Clinical Safety of HA Fillers

Hyaluronic acid has a long history of cosmetic use; in 1989, Balasz and Denlinger described the first HA developed as a dermal filler,1,36 and HA dermal fillers have been used for soft tissue augmentation since the 1990s.1 The first BDDE-crosslinked HA filler was made available in Europe in 1996, and since then the safety profile of this type of product has been extensively studied. A literature search revealed that, in more than 50 studies conducted over the past 15 years in more than 9,000 patients, BDDE-crosslinked HA fillers have been reported to have a favorable safety profile and be generally well tolerated.

Summary

Hyaluronic acid is a naturally occurring polymer with a degradation pathway that is well understood. Because the half-life of HA in the skin is only a few days, crosslinking is typically employed to stabilize the HA matrix and provide a clinical duration in soft tissue filling that can reach or exceed 1 year. This duration is predominately achieved using epoxide-based crosslinking chemistry and specifically BDDE as the crosslinking agent. BDDE is the crosslinker used in the majority of the market-leading HA fillers. After reaction with HA, the epoxide groups of BDDE are neutralized, and only trace amounts of unreacted BDDE remain in the product (<2 ppm). These trace amounts, which the FDA has determined to be below the level that is safe after a safety risk assessment, are prone to hydrolysis that ultimately yields CO2 and water. Crosslinked HA is expected to follow a degradation pathway that is similar to that of uncrosslinked HA and unreacted BDDE, because the crosslinking reaction does not affect the backbone chemistry of these molecules. When the product degrades, it breaks down into harmless byproducts or into byproducts that are identical to substances already found in the skin.
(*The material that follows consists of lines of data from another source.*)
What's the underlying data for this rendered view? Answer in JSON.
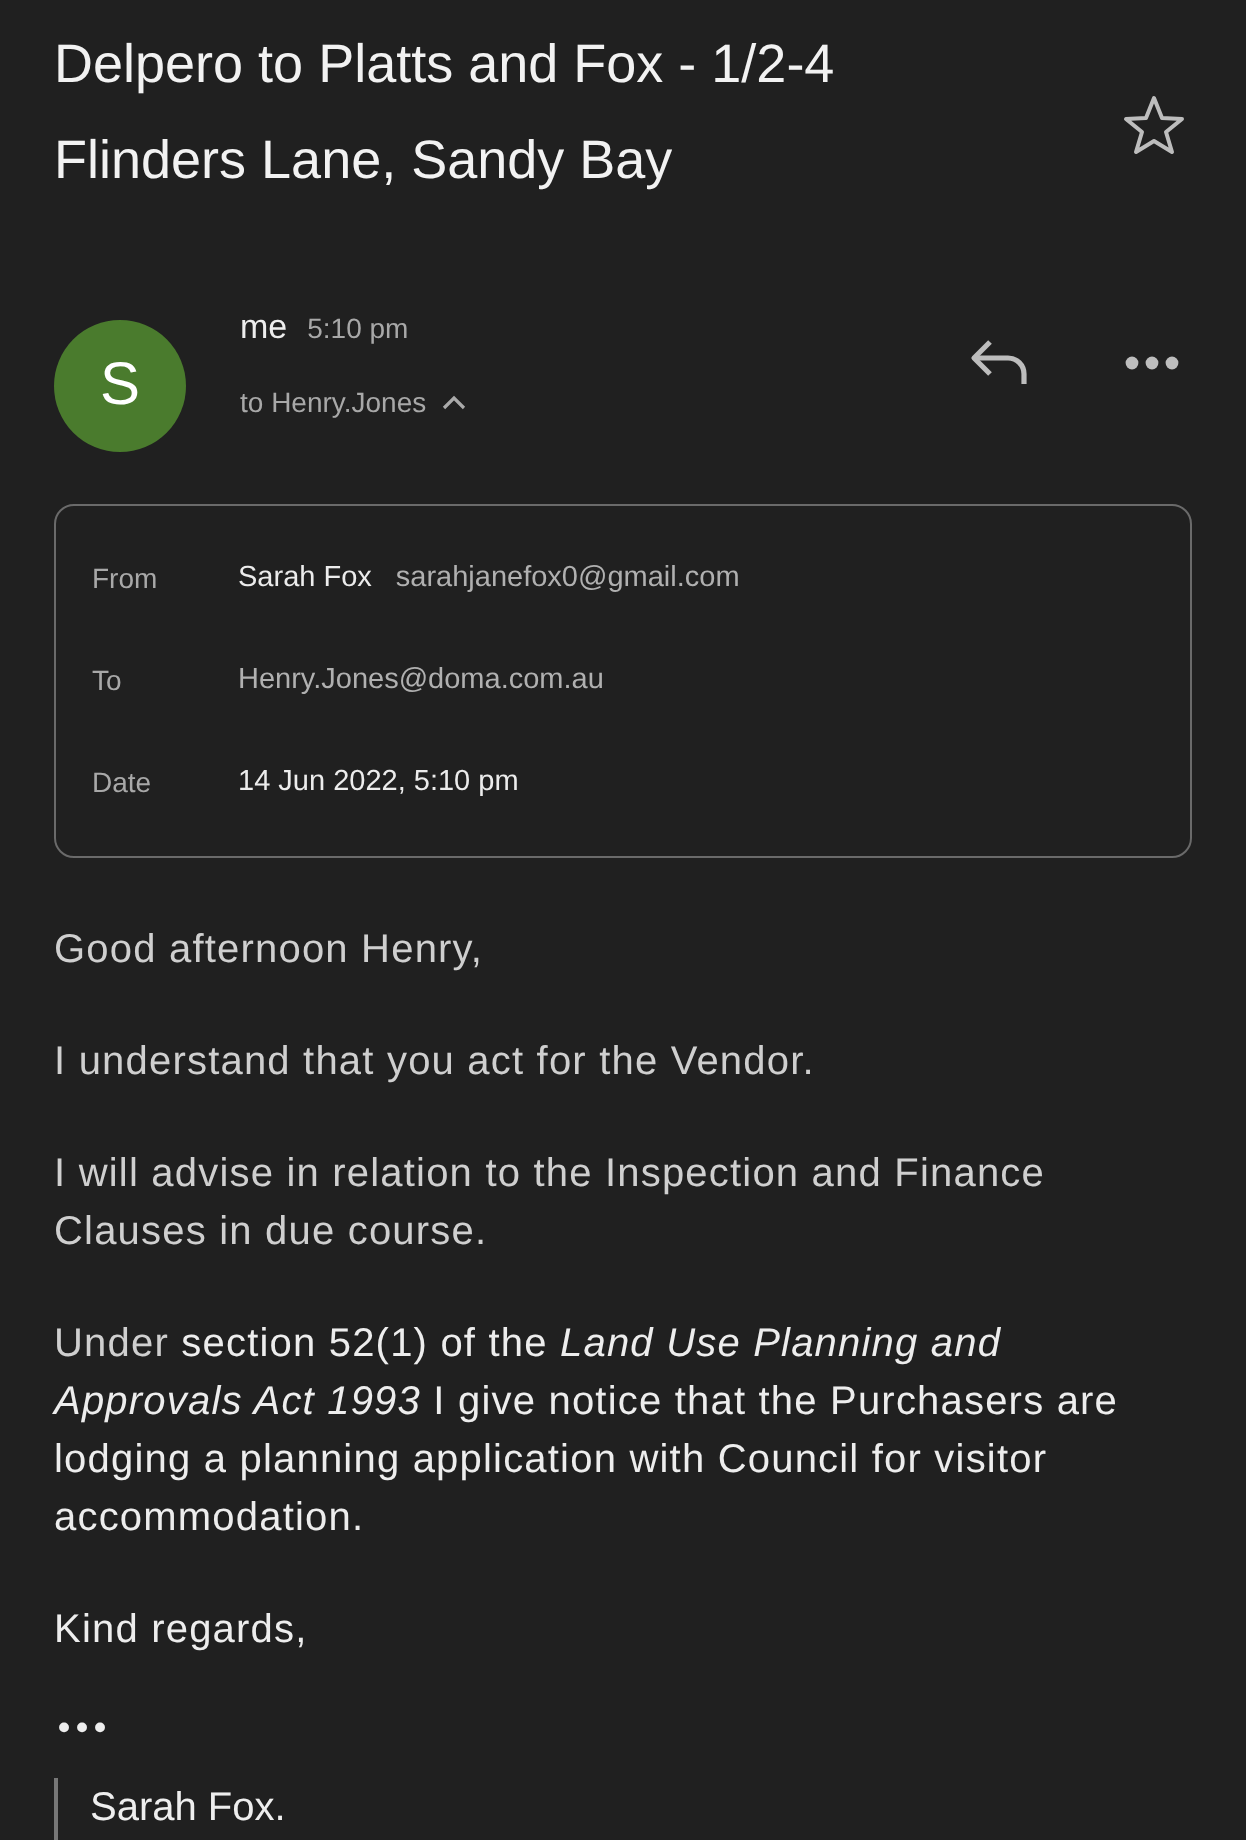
{
  "subject": {
    "title": "Delpero to Platts and Fox - 1/2-4 Flinders Lane, Sandy Bay",
    "starred": false
  },
  "message": {
    "avatar_letter": "S",
    "sender": "me",
    "time": "5:10 pm",
    "recipients": "to Henry.Jones",
    "details_expanded": true
  },
  "details": [
    {
      "label": "From",
      "name": "Sarah Fox",
      "value": "sarahjanefox0@gmail.com"
    },
    {
      "label": "To",
      "value": "Henry.Jones@doma.com.au"
    },
    {
      "label": "Date",
      "name": "14 Jun 2022, 5:10 pm"
    }
  ],
  "body": [
    {
      "runs": [
        {
          "kind": "dim",
          "text": "Good afternoon Henry,"
        }
      ]
    },
    {
      "runs": [
        {
          "kind": "dim",
          "text": "I understand that you act for the Vendor."
        }
      ]
    },
    {
      "runs": [
        {
          "kind": "dim",
          "text": "I will advise in relation to the Inspection and Finance Clauses in due course."
        }
      ]
    },
    {
      "runs": [
        {
          "kind": "dim",
          "text": "Under "
        },
        {
          "kind": "plain",
          "text": "section 52(1) of the "
        },
        {
          "kind": "italic",
          "text": "Land Use Planning and Approvals Act 1993"
        },
        {
          "kind": "plain",
          "text": " I give notice that the Purchasers are lodging a planning application with Council for visitor accommodation."
        }
      ]
    },
    {
      "runs": [
        {
          "kind": "plain",
          "text": "Kind regards,"
        }
      ]
    }
  ],
  "quoted": {
    "toggle": "•••",
    "signature": "Sarah Fox."
  }
}
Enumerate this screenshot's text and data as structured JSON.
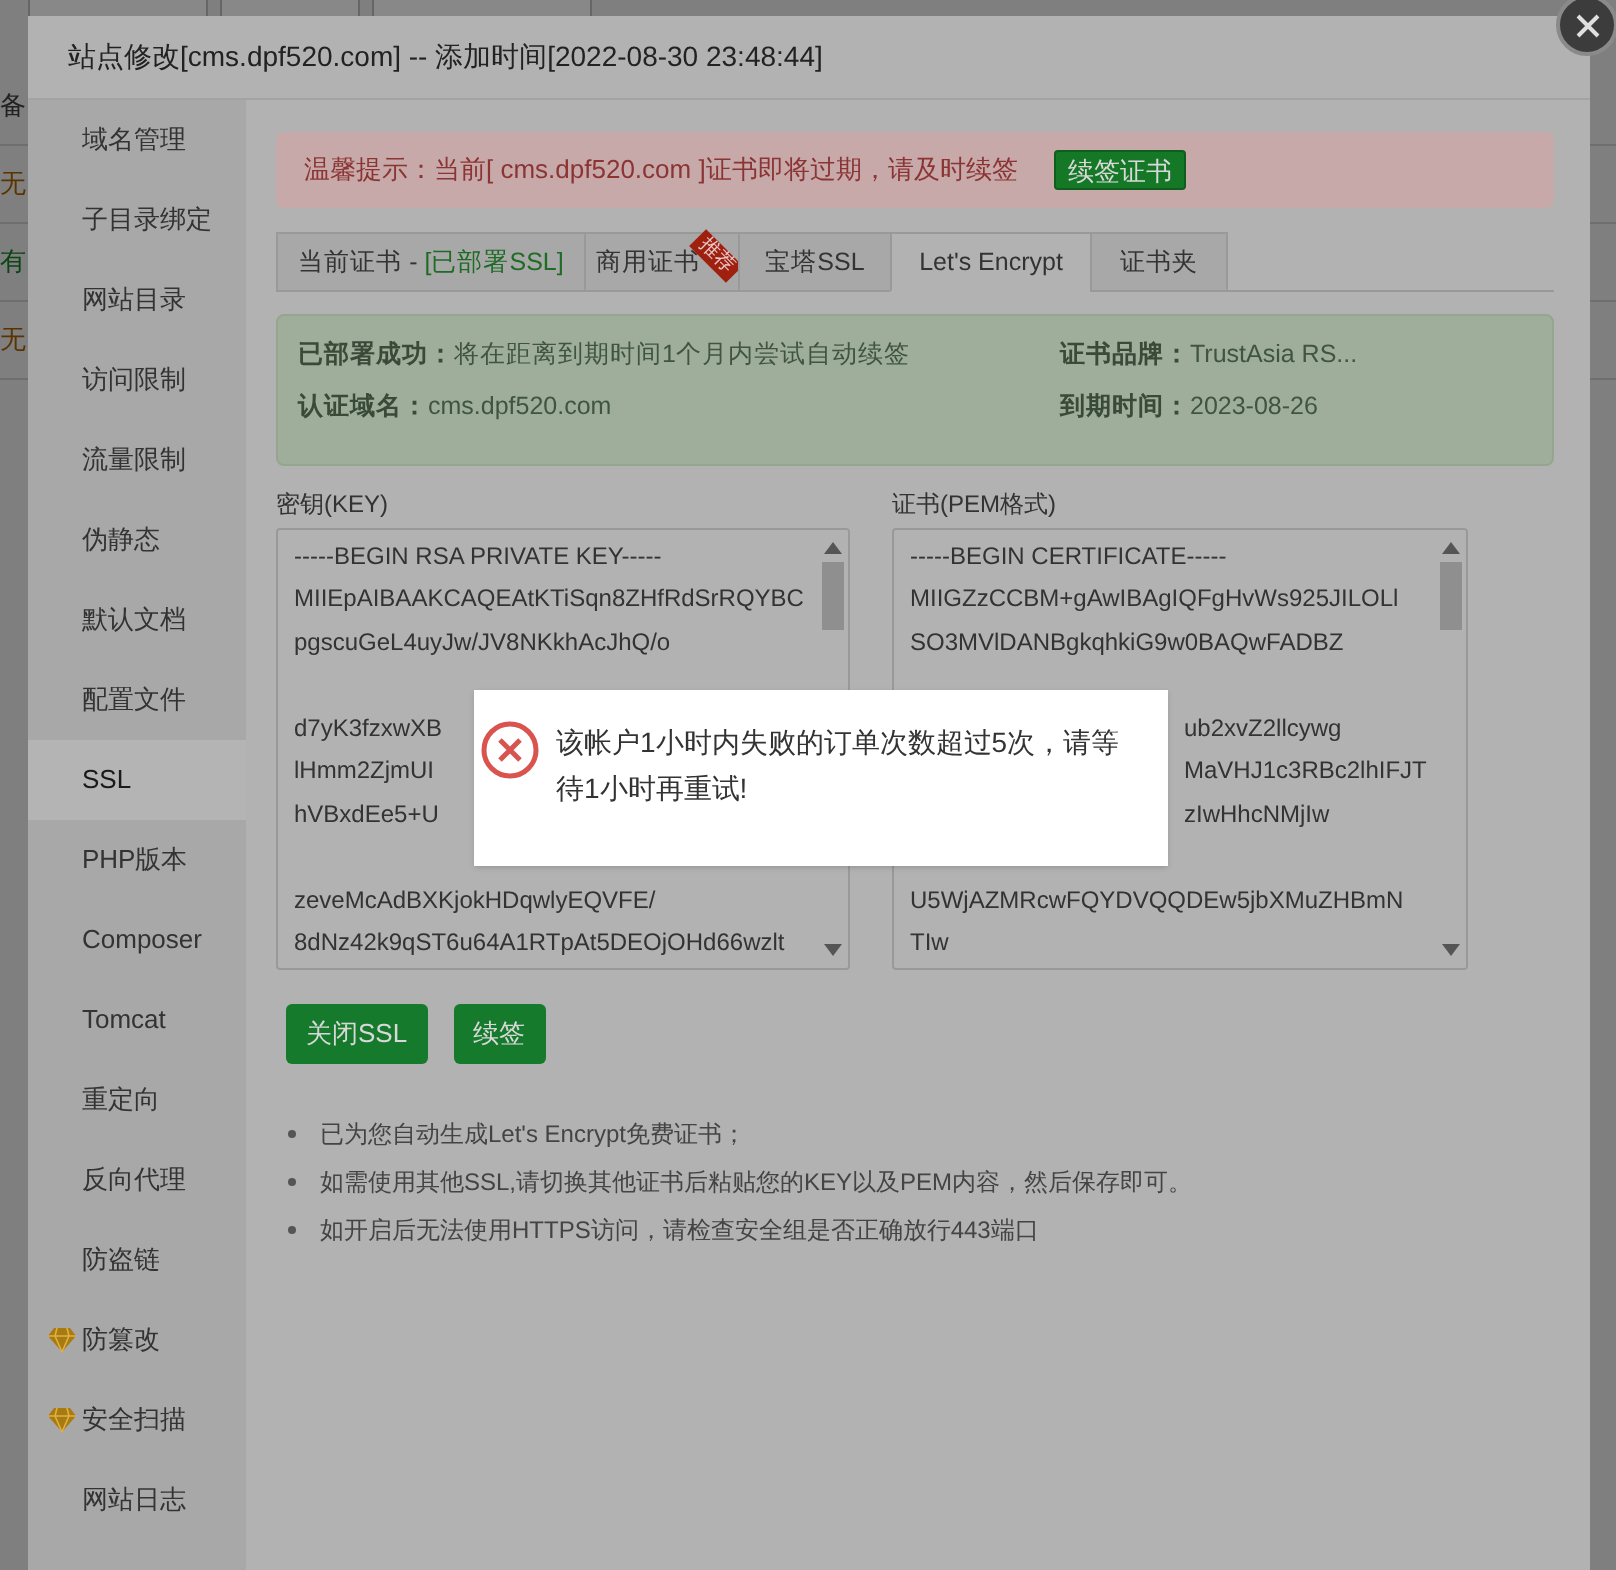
{
  "background_page": {
    "rows": [
      {
        "text": "备",
        "kind": "plain"
      },
      {
        "text": "无",
        "kind": "warn"
      },
      {
        "text": "有",
        "kind": "ok"
      },
      {
        "text": "无",
        "kind": "warn"
      }
    ]
  },
  "window": {
    "title": "站点修改[cms.dpf520.com] -- 添加时间[2022-08-30 23:48:44]"
  },
  "sidebar": {
    "items": [
      {
        "label": "域名管理",
        "selected": false,
        "premium": false
      },
      {
        "label": "子目录绑定",
        "selected": false,
        "premium": false
      },
      {
        "label": "网站目录",
        "selected": false,
        "premium": false
      },
      {
        "label": "访问限制",
        "selected": false,
        "premium": false
      },
      {
        "label": "流量限制",
        "selected": false,
        "premium": false
      },
      {
        "label": "伪静态",
        "selected": false,
        "premium": false
      },
      {
        "label": "默认文档",
        "selected": false,
        "premium": false
      },
      {
        "label": "配置文件",
        "selected": false,
        "premium": false
      },
      {
        "label": "SSL",
        "selected": true,
        "premium": false
      },
      {
        "label": "PHP版本",
        "selected": false,
        "premium": false
      },
      {
        "label": "Composer",
        "selected": false,
        "premium": false
      },
      {
        "label": "Tomcat",
        "selected": false,
        "premium": false
      },
      {
        "label": "重定向",
        "selected": false,
        "premium": false
      },
      {
        "label": "反向代理",
        "selected": false,
        "premium": false
      },
      {
        "label": "防盗链",
        "selected": false,
        "premium": false
      },
      {
        "label": "防篡改",
        "selected": false,
        "premium": true
      },
      {
        "label": "安全扫描",
        "selected": false,
        "premium": true
      },
      {
        "label": "网站日志",
        "selected": false,
        "premium": false
      }
    ]
  },
  "alert": {
    "text": "温馨提示：当前[ cms.dpf520.com ]证书即将过期，请及时续签",
    "button": "续签证书"
  },
  "tabs": [
    {
      "label": "当前证书 - ",
      "status": "[已部署SSL]",
      "selected": false
    },
    {
      "label": "商用证书",
      "ribbon": "推荐",
      "selected": false
    },
    {
      "label": "宝塔SSL",
      "selected": false
    },
    {
      "label": "Let's Encrypt",
      "selected": true
    },
    {
      "label": "证书夹",
      "selected": false
    }
  ],
  "status_panel": {
    "left": [
      {
        "label": "已部署成功：",
        "value": "将在距离到期时间1个月内尝试自动续签"
      },
      {
        "label": "认证域名：",
        "value": "cms.dpf520.com"
      }
    ],
    "right": [
      {
        "label": "证书品牌：",
        "value": "TrustAsia RS..."
      },
      {
        "label": "到期时间：",
        "value": "2023-08-26"
      }
    ]
  },
  "key_field": {
    "label": "密钥(KEY)",
    "lines": [
      {
        "text": "-----BEGIN RSA PRIVATE KEY-----",
        "kind": "full"
      },
      {
        "text": "MIIEpAIBAAKCAQEAtKTiSqn8ZHfRdSrRQYBC",
        "kind": "full"
      },
      {
        "text": "pgscuGeL4uyJw/JV8NKkhAcJhQ/o",
        "kind": "full"
      },
      {
        "kind": "gap"
      },
      {
        "text": "d7yK3fzxwXB",
        "kind": "full"
      },
      {
        "text": "lHmm2ZjmUI",
        "kind": "full"
      },
      {
        "text": "hVBxdEe5+U",
        "kind": "full"
      },
      {
        "kind": "gap"
      },
      {
        "text": "zeveMcAdBXKjokHDqwlyEQVFE/",
        "kind": "full"
      },
      {
        "text": "8dNz42k9qST6u64A1RTpAt5DEOjOHd66wzlt",
        "kind": "full"
      }
    ]
  },
  "cert_field": {
    "label": "证书(PEM格式)",
    "lines": [
      {
        "text": "-----BEGIN CERTIFICATE-----",
        "kind": "full"
      },
      {
        "text": "MIIGZzCCBM+gAwIBAgIQFgHvWs925JILOLl",
        "kind": "full"
      },
      {
        "text": "SO3MVlDANBgkqhkiG9w0BAQwFADBZ",
        "kind": "full"
      },
      {
        "kind": "gap"
      },
      {
        "text": "ub2xvZ2llcywg",
        "kind": "tail"
      },
      {
        "text": "MaVHJ1c3RBc2lhIFJT",
        "kind": "tail"
      },
      {
        "text": "zIwHhcNMjIw",
        "kind": "tail"
      },
      {
        "kind": "gap"
      },
      {
        "text": "U5WjAZMRcwFQYDVQQDEw5jbXMuZHBmN",
        "kind": "full"
      },
      {
        "text": "TIw",
        "kind": "full"
      }
    ]
  },
  "buttons": [
    "关闭SSL",
    "续签"
  ],
  "notes": [
    "已为您自动生成Let's Encrypt免费证书；",
    "如需使用其他SSL,请切换其他证书后粘贴您的KEY以及PEM内容，然后保存即可。",
    "如开启后无法使用HTTPS访问，请检查安全组是否正确放行443端口"
  ],
  "message_dialog": {
    "text": "该帐户1小时内失败的订单次数超过5次，请等待1小时再重试!",
    "kind": "error"
  }
}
Clinical and biocompatibility data spanning more than 15 years support the favorable clinical safety profile of BDDE-crosslinked HA and its degradation products. Since the launch of the first BDDE-crosslinked HA dermal filler for cosmetic use in 1996, more than 50 studies have been conducted with more than 9,000 patients that have reported on the safety and tolerability of this type of product. This legacy of safety may explain why two million people in 2010 chose to undergo cosmetic procedures with HA dermal fillers, the majority of which use BDDE crosslinking. Given the strength of the empirical evidence, physicians should be confident in offering these products to their patients.